I hope you're really proud of the piece of writing you've just done.

We're going to write a second paragraph now, cause we've got these two ideas.

We've got Lily and we've got the old man.

So now we're going to think about the old man.

And I'm going to use meanwhile, to join these two paragraphs together.

Because meanwhile suggests this is happening at the exact same time.

So we've got Lily's determination, we're going to contrast that with his sadness and loneliness.

So meanwhile, and this is where I'm going to use that ENP that I promised myself I would use in the beginning of the lesson.

The solitary, melancholy, man sat slumped.

That tells me how he's feeling.

And isolated, on his cold bench.

How am I going to create atmosphere? I'm going to talk about the silence.

Silence, I must be careful.

I must remember a capital letter after a full stop.

Be careful when you're doing that yourself.

Silence filled, the air around him.

Now I'm going to try and create some repetition.

This is going to show that his time is endless.

It's going to stretch the tension.

So I'm going to say, and you can copy this phrase.

You can use it in lots of different pieces of writing.

Minutes turned, to hours, and hours.

This shows time passing.

Hours turned to days, as he.

I love the word vacant and we came across it earlier.

Vacantly stared down at earth.

Now I might use a ENP here.

I'm going to say stare down at, at the mesmerising azure, that's a colour, azure.

Now I want to show that he loses all hope, it's going to leave the reader in suspense.

He lowered his head and sighed.

How did he sigh?
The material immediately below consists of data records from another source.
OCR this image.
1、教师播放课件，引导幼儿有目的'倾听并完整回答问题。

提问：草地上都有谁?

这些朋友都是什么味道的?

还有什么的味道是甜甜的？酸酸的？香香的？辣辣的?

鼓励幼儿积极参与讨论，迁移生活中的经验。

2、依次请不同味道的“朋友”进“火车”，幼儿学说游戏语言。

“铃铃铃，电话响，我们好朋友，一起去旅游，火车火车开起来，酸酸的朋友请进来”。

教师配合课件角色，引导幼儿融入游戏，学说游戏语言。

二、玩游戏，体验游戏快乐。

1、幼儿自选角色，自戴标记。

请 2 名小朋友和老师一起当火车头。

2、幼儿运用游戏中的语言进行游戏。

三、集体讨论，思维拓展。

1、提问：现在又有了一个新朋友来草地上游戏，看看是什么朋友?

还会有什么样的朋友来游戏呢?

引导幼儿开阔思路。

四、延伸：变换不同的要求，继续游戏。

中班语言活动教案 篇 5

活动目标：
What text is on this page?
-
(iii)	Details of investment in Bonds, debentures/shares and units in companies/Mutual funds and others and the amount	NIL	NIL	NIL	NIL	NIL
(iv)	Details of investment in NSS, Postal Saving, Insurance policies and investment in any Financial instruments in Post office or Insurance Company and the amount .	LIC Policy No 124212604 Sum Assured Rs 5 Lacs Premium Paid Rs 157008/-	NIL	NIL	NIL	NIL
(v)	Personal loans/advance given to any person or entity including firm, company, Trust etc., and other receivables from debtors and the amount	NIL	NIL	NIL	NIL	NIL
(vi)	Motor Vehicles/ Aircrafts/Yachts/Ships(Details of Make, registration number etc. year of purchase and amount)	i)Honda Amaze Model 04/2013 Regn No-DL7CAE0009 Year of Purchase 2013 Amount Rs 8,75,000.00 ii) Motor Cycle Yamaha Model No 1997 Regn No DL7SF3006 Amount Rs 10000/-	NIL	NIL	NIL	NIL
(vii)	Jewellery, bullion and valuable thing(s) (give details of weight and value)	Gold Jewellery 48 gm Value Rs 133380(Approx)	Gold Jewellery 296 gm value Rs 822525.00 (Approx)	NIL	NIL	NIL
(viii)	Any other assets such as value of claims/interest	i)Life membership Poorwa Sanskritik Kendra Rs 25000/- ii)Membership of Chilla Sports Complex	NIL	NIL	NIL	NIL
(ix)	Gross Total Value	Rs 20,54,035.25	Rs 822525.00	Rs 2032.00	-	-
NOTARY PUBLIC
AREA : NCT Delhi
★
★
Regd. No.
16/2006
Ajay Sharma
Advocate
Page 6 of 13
Let's add an adverb.

And sighed hopelessly.

And a nice short sentence to finish off a simple sentence.

Nobody knew he was there.

And ellipses to leave the reader in suspense and waiting.

And so now I've written both paragraphs and I'm going to leave it there before the next part of my build-up.

So we've built the tension over these two paragraphs now.

So can you pause the video here and have a go at writing this section for me and press play when you're ready to resume.

Well done.

You've now written two whole paragraphs for our build-up.

Before we go any further, we're now going to check our writing back.

So let's just remind ourselves of the success criteria.

It was to use ambitious vocabulary to create suspense, to show how the characters are feeling and to use a range of sentence types.

So simple compound and complex.

And we put the images there to help us.

So I want to check my writing now, and then in a minute, I'd like you to check yours.

So I can see I've already got a complex sentence.

As Lily frantically scooted home from school, after a long day at school.

And then we've got the comma there, to mark the subordinate clause and the main clause.

She clenched her fists and frowned with steely determination.

So that is my complex sentence.

I have also got a simple sentence.

She had to take another look and I repeated three to build the suspense.

I've also got an expanded noun phrase.

I've got more than one, but this is just an example of one.

The solitary melancholy man.

That's what I used at the start of the lesson.

I've got my show note telling us that he's slumped, rather than he's feeling depressed.

I've actually shown you, how his body is showing that he's feeling sad.

And then finally, I also end on another simple sentence.

And those are just a few examples of the success criteria that I have.

But what I would like you to do now, is go back through your work, check for punctuation and check you've completed the success criteria today.

And press play when you're ready to resume.

Excellent work, well done.

So today, we have looked at the purpose of a build-up.

We have developed vocabulary that we then used in our life, right? And in our own writing today.

You've written two paragraphs for your build-up.

And then you have checked your writing as well.

What a fantastic job today.

Congratulations, you completed the lesson.

Before you go, I want you to reflect on your work, and I'd like you to circle the sentence you are most proud of for me.

And then press play when you're ready to resume.

Well done.

You should be really proud of the work you've done today.

I hope you enjoy the rest of your lessons and take care.